Enfim, nota-se que atualmente a questão já pode ser resolvida. Havendo cláusula contratual que
permita a cessibilidade das cotas sociais a terceiros, não se enxerga razão plausível para o
obstamento da penhora. O que se precisa ter em mente, no estudo em exposição, é a certeza de que os fundos sociais não pertencem ao sócio cotista, mas antes e acima de tudo à sociedade.
Sustentar o contrário (como ainda pregam alguns) é ignorar toda a evolução da teoria da
personalidade jurídica, e negar a autonomia do seu patrimônio, nome social, domicílio e
nacionalidade, em relação aos seus órgãos, haja vista que a sociedade legalmente constituída
exerce direitos e assume obrigações com terceiros.

RUBENS REQUIÃO depara-nos com uma realidade jurídica quando diz que "preocupa a alguns juizes, pressionados pelas partes, o fato de que, não existindo outros bens do devedor-cotista, ficará ele imune ao processo de execução, apresentando-se como aparente devedor insolvente".
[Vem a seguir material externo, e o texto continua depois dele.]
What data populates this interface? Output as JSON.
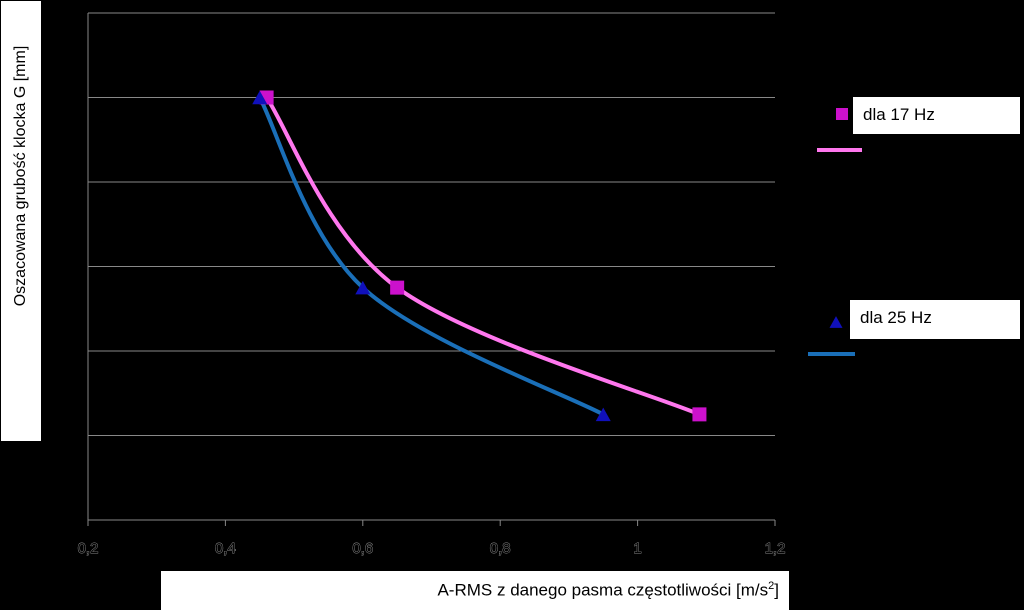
{
  "chart_data": {
    "type": "scatter",
    "title": "",
    "xlabel": "A-RMS z danego pasma częstotliwości [m/s",
    "xlabel_sup": "2",
    "xlabel_end": "]",
    "ylabel": "Oszacowana grubość klocka G [mm]",
    "xlim": [
      0.2,
      1.2
    ],
    "ylim": [
      0,
      6
    ],
    "xticks": [
      "0,2",
      "0,4",
      "0,6",
      "0,8",
      "1",
      "1,2"
    ],
    "xtick_values": [
      0.2,
      0.4,
      0.6,
      0.8,
      1.0,
      1.2
    ],
    "grid": "horizontal",
    "legend_placement": "right",
    "series": [
      {
        "name": "dla 17 Hz",
        "marker": "square",
        "color": "#cc11cc",
        "line_color": "#ff77ee",
        "x": [
          0.46,
          0.65,
          1.09
        ],
        "y": [
          5.0,
          2.75,
          1.25
        ]
      },
      {
        "name": "dla 25 Hz",
        "marker": "triangle",
        "color": "#1010bb",
        "line_color": "#1a6fb8",
        "x": [
          0.45,
          0.6,
          0.95
        ],
        "y": [
          5.0,
          2.75,
          1.25
        ]
      }
    ]
  }
}
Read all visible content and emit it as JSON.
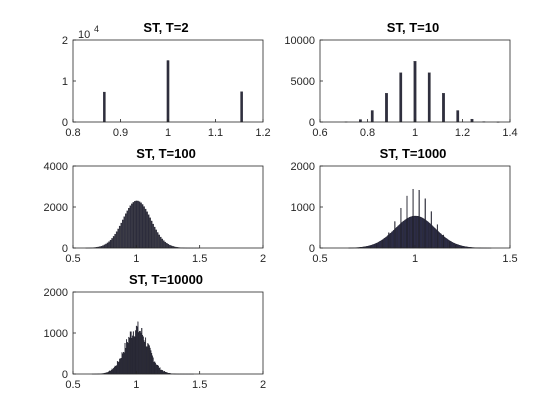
{
  "chart_data": [
    {
      "type": "bar",
      "title": "ST, T=2",
      "xlim": [
        0.8,
        1.2
      ],
      "ylim": [
        0,
        20000
      ],
      "xticks": [
        "0.8",
        "0.9",
        "1",
        "1.1",
        "1.2"
      ],
      "xtick_values": [
        0.8,
        0.9,
        1.0,
        1.1,
        1.2
      ],
      "yticks": [
        "0",
        "1",
        "2"
      ],
      "ytick_values": [
        0,
        10000,
        20000
      ],
      "y_exponent": "10",
      "y_exponent_power": "4",
      "x": [
        0.866,
        1.0,
        1.155
      ],
      "values": [
        7300,
        15000,
        7400
      ]
    },
    {
      "type": "bar",
      "title": "ST, T=10",
      "xlim": [
        0.6,
        1.4
      ],
      "ylim": [
        0,
        10000
      ],
      "xticks": [
        "0.6",
        "0.8",
        "1",
        "1.2",
        "1.4"
      ],
      "xtick_values": [
        0.6,
        0.8,
        1.0,
        1.2,
        1.4
      ],
      "yticks": [
        "0",
        "5000",
        "10000"
      ],
      "ytick_values": [
        0,
        5000,
        10000
      ],
      "x": [
        0.71,
        0.77,
        0.82,
        0.88,
        0.94,
        1.0,
        1.06,
        1.12,
        1.18,
        1.24,
        1.29,
        1.35
      ],
      "values": [
        30,
        300,
        1400,
        3500,
        6000,
        7400,
        6000,
        3500,
        1400,
        350,
        50,
        10
      ]
    },
    {
      "type": "bar",
      "title": "ST, T=100",
      "xlim": [
        0.5,
        2
      ],
      "ylim": [
        0,
        4000
      ],
      "xticks": [
        "0.5",
        "1",
        "1.5",
        "2"
      ],
      "xtick_values": [
        0.5,
        1.0,
        1.5,
        2.0
      ],
      "yticks": [
        "0",
        "2000",
        "4000"
      ],
      "ytick_values": [
        0,
        2000,
        4000
      ],
      "distribution": {
        "mean": 1.0,
        "sd": 0.11,
        "peak": 2300,
        "from": 0.6,
        "to": 1.5,
        "bin": 0.012,
        "spiky": false
      }
    },
    {
      "type": "bar",
      "title": "ST, T=1000",
      "xlim": [
        0.5,
        1.5
      ],
      "ylim": [
        0,
        2000
      ],
      "xticks": [
        "0.5",
        "1",
        "1.5"
      ],
      "xtick_values": [
        0.5,
        1.0,
        1.5
      ],
      "yticks": [
        "0",
        "1000",
        "2000"
      ],
      "ytick_values": [
        0,
        1000,
        2000
      ],
      "distribution": {
        "mean": 1.0,
        "sd": 0.105,
        "peak": 780,
        "from": 0.65,
        "to": 1.4,
        "bin": 0.004,
        "spiky": true,
        "spike_peak": 1450,
        "spike_spacing": 0.032,
        "spike_sd": 0.085
      }
    },
    {
      "type": "bar",
      "title": "ST, T=10000",
      "xlim": [
        0.5,
        2
      ],
      "ylim": [
        0,
        2000
      ],
      "xticks": [
        "0.5",
        "1",
        "1.5",
        "2"
      ],
      "xtick_values": [
        0.5,
        1.0,
        1.5,
        2.0
      ],
      "yticks": [
        "0",
        "1000",
        "2000"
      ],
      "ytick_values": [
        0,
        1000,
        2000
      ],
      "distribution": {
        "mean": 1.0,
        "sd": 0.09,
        "peak": 1100,
        "from": 0.65,
        "to": 1.45,
        "bin": 0.006,
        "spiky": false,
        "jitter": true
      }
    }
  ]
}
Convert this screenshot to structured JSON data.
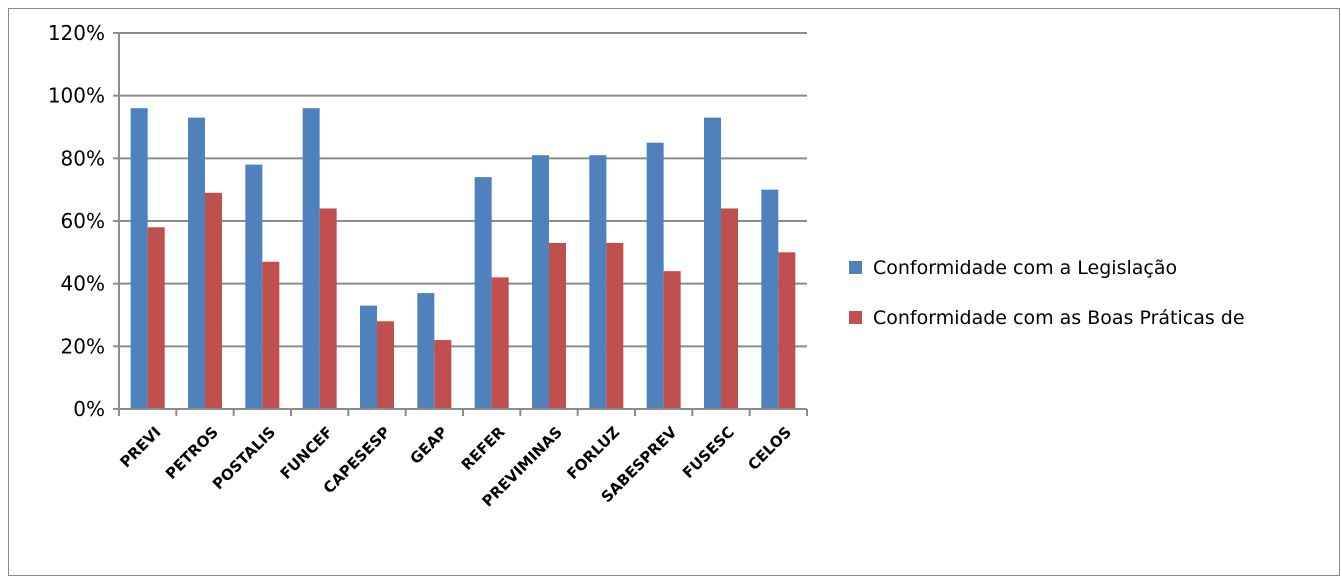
{
  "chart_data": {
    "type": "bar",
    "title": "",
    "xlabel": "",
    "ylabel": "",
    "categories": [
      "PREVI",
      "PETROS",
      "POSTALIS",
      "FUNCEF",
      "CAPESESP",
      "GEAP",
      "REFER",
      "PREVIMINAS",
      "FORLUZ",
      "SABESPREV",
      "FUSESC",
      "CELOS"
    ],
    "series": [
      {
        "name": "Conformidade  com a Legislação",
        "color": "#4F81BD",
        "values": [
          96,
          93,
          78,
          96,
          33,
          37,
          74,
          81,
          81,
          85,
          93,
          70
        ]
      },
      {
        "name": "Conformidade com as Boas Práticas de",
        "color": "#C0504D",
        "values": [
          58,
          69,
          47,
          64,
          28,
          22,
          42,
          53,
          53,
          44,
          64,
          50
        ]
      }
    ],
    "ylim": [
      0,
      120
    ],
    "yticks": [
      0,
      20,
      40,
      60,
      80,
      100,
      120
    ],
    "ytick_labels": [
      "0%",
      "20%",
      "40%",
      "60%",
      "80%",
      "100%",
      "120%"
    ],
    "grid": true,
    "legend_position": "right"
  }
}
Cumpre-nos, com base em seus ensinamentos, dizer que a penhora deve recair sobre os créditos que o devedor possuir em conta corrente da sociedade, ou sobre os lucros que da sociedade resultar, após o balanço. Caso não haja lucros, a penhora somente poderá ser feita na liquidação da sociedade, sobre o produto líquido que couber em pagamento ao cotista-devedor. Se houver, todavia, o uso da mesma para a prática de atos fraudulentos ou com abuso de direito, como p.ex.:, a transferência de seus bens para a sociedade por cotas, restará ao juiz o recurso de, examinando a situação e constatando a fraude, aplicar a doutrina do Disregard of Legal Entity, ou seja, desconsiderar a personalidade jurídica da sociedade, mandando penhorar os haveres do sócio na sociedade.

Como observamos, trata-se de matéria sensível e relevante. O que não se pode conceber,
entretanto, é que a pretexto de saldar o débito com o credor, com bens e ou valores da sociedade, se prejudique a empresa, a quem se tem, atualmente, elevado como instrumento necessário ao bem comum, como fonte de produção e de riquezas, em benefício de toda a coletividade. Aliás, a nova Lei de Falências, em tramitação no Congresso Nacional, surge como um remédio jurídico de ajuda à empresas em situação financeira delicada, de maneira a evitar, tanto quanto possível, a decretação de sua quebra, pois, com este ato, agravaria-se o problema atual do desemprego, além, é claro, de perder o próprio Estado, por deixar de arrecadar os tributos necessários a sua auto-sustentação.

Admitir-se a penhora pura e simples de cotas do sócio na sociedade, em execução por dívidas
particulares de sócio, além de um ato injurídico, é conceber com aqueles que querem a completa destruição de uma espécie em extinção: as empresas.